Aux Pays-Bas, vivre avec les rivières

Dans the Observer du 16 février, Tracy McVeigh signe un article intitulé « la solution hollandaise aux inondations : vivez avec l’eau, ne la combattez pas.

 Les dramatiques inondations en Bretagne et en Grande Bretagne posent un problème immédiat aux hommes politiques. Au Royaume Uni, David Cameron paye cher la réduction de 20% des crédits de l’Agence de l’Environnement. Mais le principal enjeu est à moyen terme : quelle politique mener, alors que le changement climatique rend les phénomènes météorologiques extrêmes de plus en plus probables.

 

Fermes Kamerick aux Pays-Bas. Photo The Observer

Fermes Kamerick aux Pays-Bas. Photo The Observer

Tracy McVeigh examine le cas des Pays Bas. Voici un pays dont près de la moitié de la population vit au dessous du niveau de la mer. Un pays qui a construit ses premières digues il y a 1.000 ans et ses premières stations de pompage mues par l’énergie éolienne au quatorzième siècle.
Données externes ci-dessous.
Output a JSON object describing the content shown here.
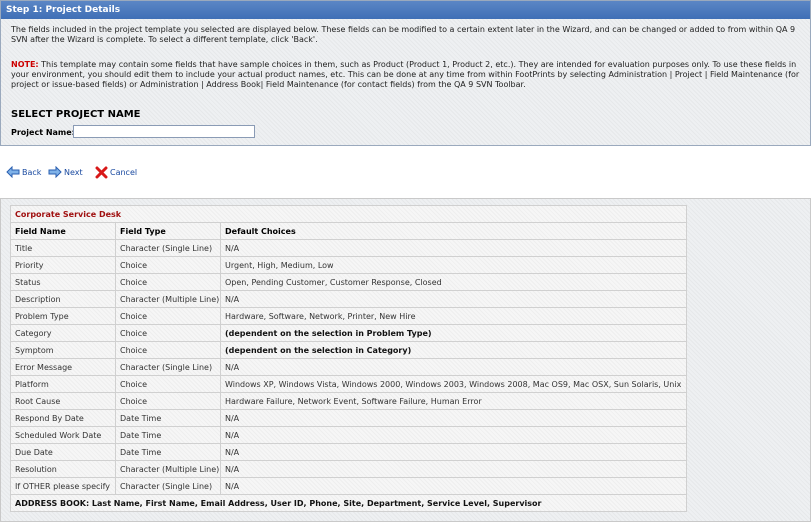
{
  "header": {
    "title": "Step 1: Project Details"
  },
  "intro": "The fields included in the project template you selected are displayed below. These fields can be modified to a certain extent later in the Wizard, and can be changed or added to from within QA 9 SVN after the Wizard is complete. To select a different template, click 'Back'.",
  "note": {
    "label": "NOTE:",
    "text": " This template may contain some fields that have sample choices in them, such as Product (Product 1, Product 2, etc.). They are intended for evaluation purposes only. To use these fields in your environment, you should edit them to include your actual product names, etc. This can be done at any time from within FootPrints by selecting Administration | Project | Field Maintenance (for project or issue-based fields) or Administration | Address Book| Field Maintenance (for contact fields) from the QA 9 SVN Toolbar."
  },
  "project_section": {
    "title": "SELECT PROJECT NAME",
    "label": "Project Name:",
    "value": ""
  },
  "nav": {
    "back": "Back",
    "next": "Next",
    "cancel": "Cancel"
  },
  "table": {
    "title": "Corporate Service Desk",
    "headers": [
      "Field Name",
      "Field Type",
      "Default Choices"
    ],
    "rows": [
      {
        "name": "Title",
        "type": "Character (Single Line)",
        "choices": "N/A"
      },
      {
        "name": "Priority",
        "type": "Choice",
        "choices": "Urgent, High, Medium, Low"
      },
      {
        "name": "Status",
        "type": "Choice",
        "choices": "Open, Pending Customer, Customer Response, Closed"
      },
      {
        "name": "Description",
        "type": "Character (Multiple Line)",
        "choices": "N/A"
      },
      {
        "name": "Problem Type",
        "type": "Choice",
        "choices": "Hardware, Software, Network, Printer, New Hire"
      },
      {
        "name": "Category",
        "type": "Choice",
        "choices": "(dependent on the selection in Problem Type)"
      },
      {
        "name": "Symptom",
        "type": "Choice",
        "choices": "(dependent on the selection in Category)"
      },
      {
        "name": "Error Message",
        "type": "Character (Single Line)",
        "choices": "N/A"
      },
      {
        "name": "Platform",
        "type": "Choice",
        "choices": "Windows XP, Windows Vista, Windows 2000, Windows 2003, Windows 2008, Mac OS9, Mac OSX, Sun Solaris, Unix"
      },
      {
        "name": "Root Cause",
        "type": "Choice",
        "choices": "Hardware Failure, Network Event, Software Failure, Human Error"
      },
      {
        "name": "Respond By Date",
        "type": "Date Time",
        "choices": "N/A"
      },
      {
        "name": "Scheduled Work Date",
        "type": "Date Time",
        "choices": "N/A"
      },
      {
        "name": "Due Date",
        "type": "Date Time",
        "choices": "N/A"
      },
      {
        "name": "Resolution",
        "type": "Character (Multiple Line)",
        "choices": "N/A"
      },
      {
        "name": "If OTHER please specify",
        "type": "Character (Single Line)",
        "choices": "N/A"
      }
    ],
    "address_book": "ADDRESS BOOK: Last Name, First Name, Email Address, User ID, Phone, Site, Department, Service Level, Supervisor"
  },
  "colors": {
    "header_blue": "#4a78bd",
    "note_red": "#cc0000",
    "table_title_red": "#a01010",
    "link_blue": "#1a4aa0"
  },
  "icons": {
    "back": "left-arrow-icon",
    "next": "right-arrow-icon",
    "cancel": "red-x-icon"
  }
}
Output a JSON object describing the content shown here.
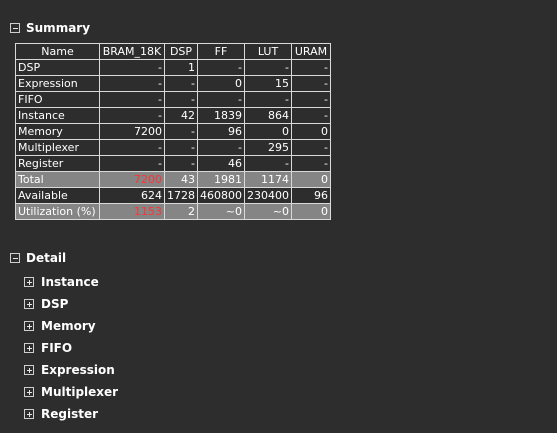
{
  "summary": {
    "title": "Summary",
    "columns": [
      "Name",
      "BRAM_18K",
      "DSP",
      "FF",
      "LUT",
      "URAM"
    ],
    "rows": [
      {
        "cells": [
          "DSP",
          "-",
          "1",
          "-",
          "-",
          "-"
        ],
        "highlight": false
      },
      {
        "cells": [
          "Expression",
          "-",
          "-",
          "0",
          "15",
          "-"
        ],
        "highlight": false
      },
      {
        "cells": [
          "FIFO",
          "-",
          "-",
          "-",
          "-",
          "-"
        ],
        "highlight": false
      },
      {
        "cells": [
          "Instance",
          "-",
          "42",
          "1839",
          "864",
          "-"
        ],
        "highlight": false
      },
      {
        "cells": [
          "Memory",
          "7200",
          "-",
          "96",
          "0",
          "0"
        ],
        "highlight": false
      },
      {
        "cells": [
          "Multiplexer",
          "-",
          "-",
          "-",
          "295",
          "-"
        ],
        "highlight": false
      },
      {
        "cells": [
          "Register",
          "-",
          "-",
          "46",
          "-",
          "-"
        ],
        "highlight": false
      },
      {
        "cells": [
          "Total",
          "7200",
          "43",
          "1981",
          "1174",
          "0"
        ],
        "highlight": true,
        "red_col": 1
      },
      {
        "cells": [
          "Available",
          "624",
          "1728",
          "460800",
          "230400",
          "96"
        ],
        "highlight": false
      },
      {
        "cells": [
          "Utilization (%)",
          "1153",
          "2",
          "~0",
          "~0",
          "0"
        ],
        "highlight": true,
        "red_col": 1
      }
    ]
  },
  "detail": {
    "title": "Detail",
    "items": [
      "Instance",
      "DSP",
      "Memory",
      "FIFO",
      "Expression",
      "Multiplexer",
      "Register"
    ]
  },
  "colors": {
    "background": "#2d2d2d",
    "highlight_row": "#858585",
    "over_utilization": "#ff3333"
  },
  "icons": {
    "expanded": "minus-box-icon",
    "collapsed": "plus-box-icon"
  }
}
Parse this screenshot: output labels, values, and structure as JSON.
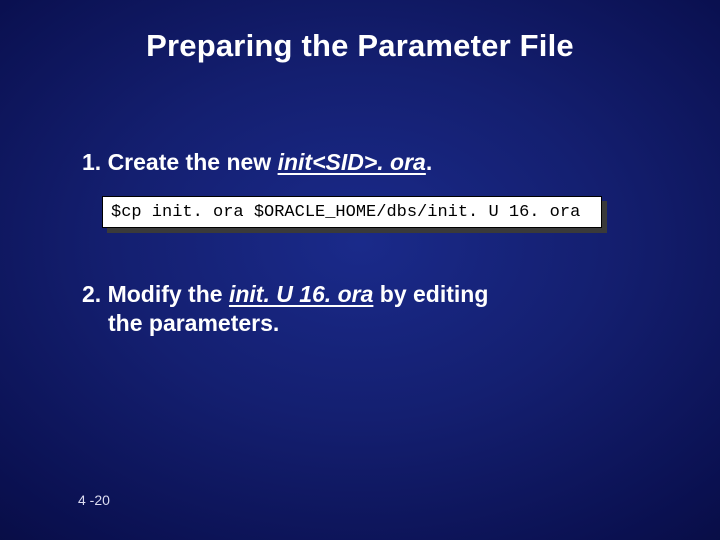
{
  "title": "Preparing the Parameter File",
  "step1": {
    "prefix": "1. Create the new ",
    "em": "init<SID>. ora",
    "suffix": "."
  },
  "code": "$cp init. ora $ORACLE_HOME/dbs/init. U 16. ora",
  "step2": {
    "line1_prefix": "2. Modify the ",
    "line1_em": "init. U 16. ora",
    "line1_suffix": " by editing",
    "line2": "the parameters."
  },
  "footer": "4 -20"
}
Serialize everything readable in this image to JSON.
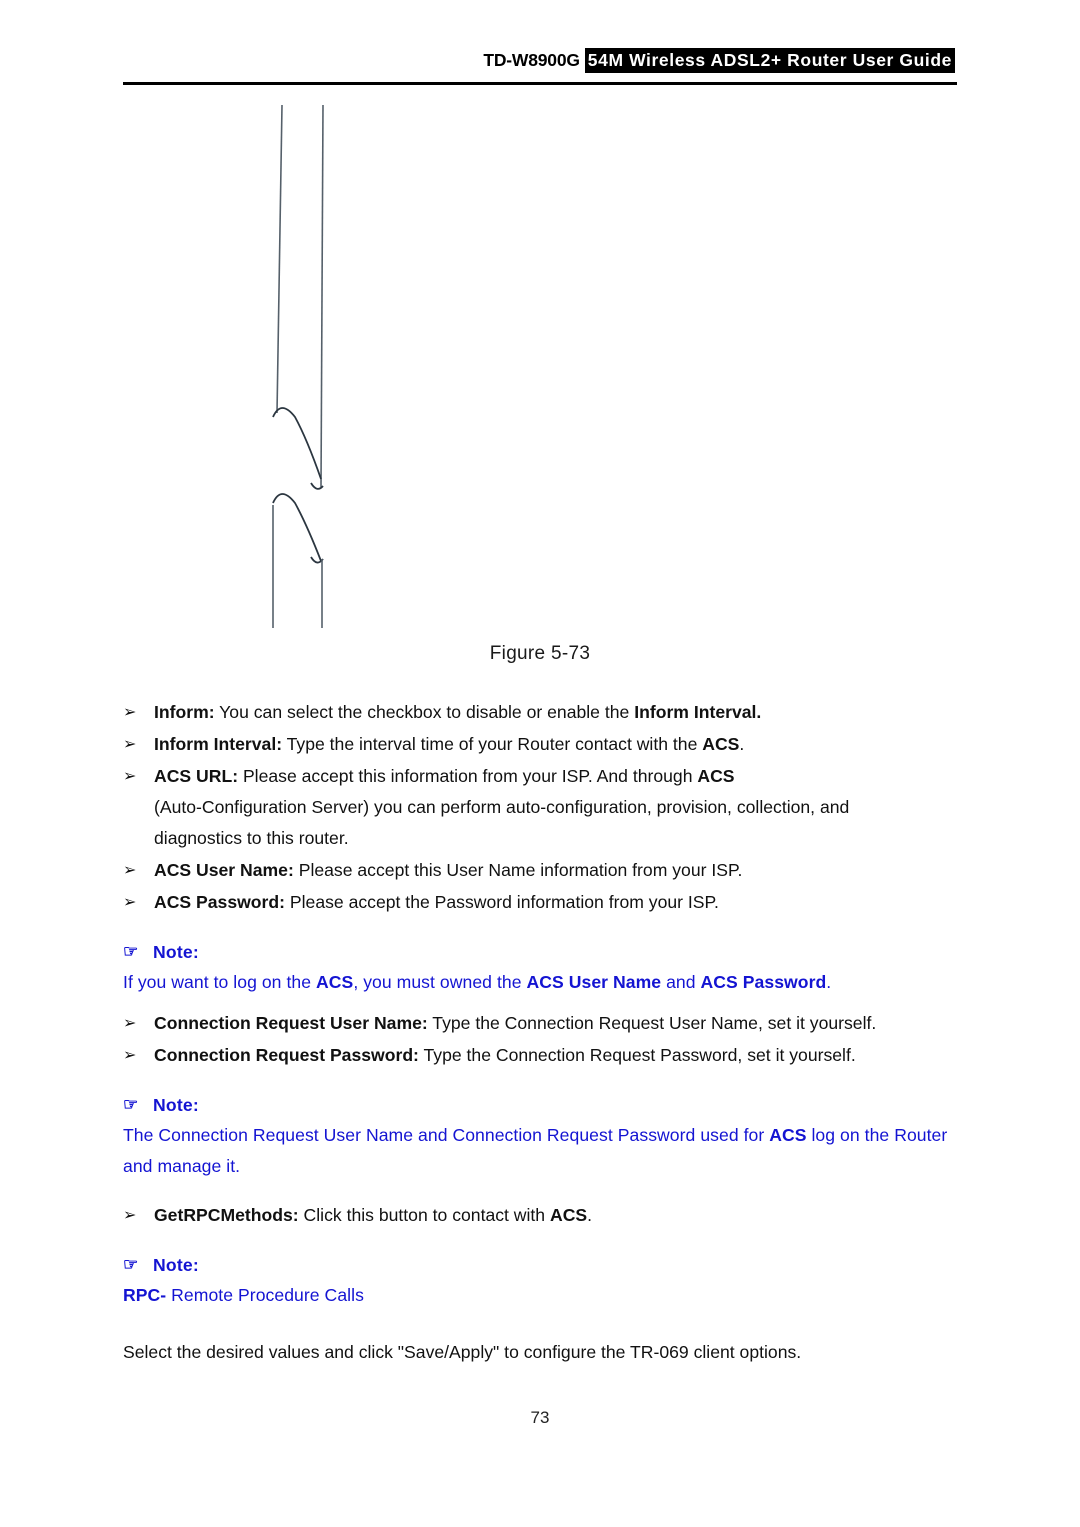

 Le pays fut dévasté par la rupture des digues en 1953, qui causa 1.800 morts et d’immenses dégâts. Mais un rapport de 1977 qui mettait en évidence la faiblesse des digues ne fut pas pris en considération, car il recommandait la destruction de maisons. Il fallut attendre les inondations de 1993 et de nouveau 1995, lorsque 200.000 personnes furent évacuées et des centaines de têtes de bétail périrent, pour que les plans soient exécutés.

 L’agence « De la place pour la rivière » a été instituée en 1996 et travaille avec un budget annuel de 2,2 milliards d’euros. La philosophie est de donner aux quatre rivières qui traversent les Pays Bas de l’espace pour accueillir un surcroît de débit : créer des espaces inondables, élargir le lit des cours d’eau, accroître le gabarit des dérivations. Il faut vivre avec l’eau plutôt que de la combattre.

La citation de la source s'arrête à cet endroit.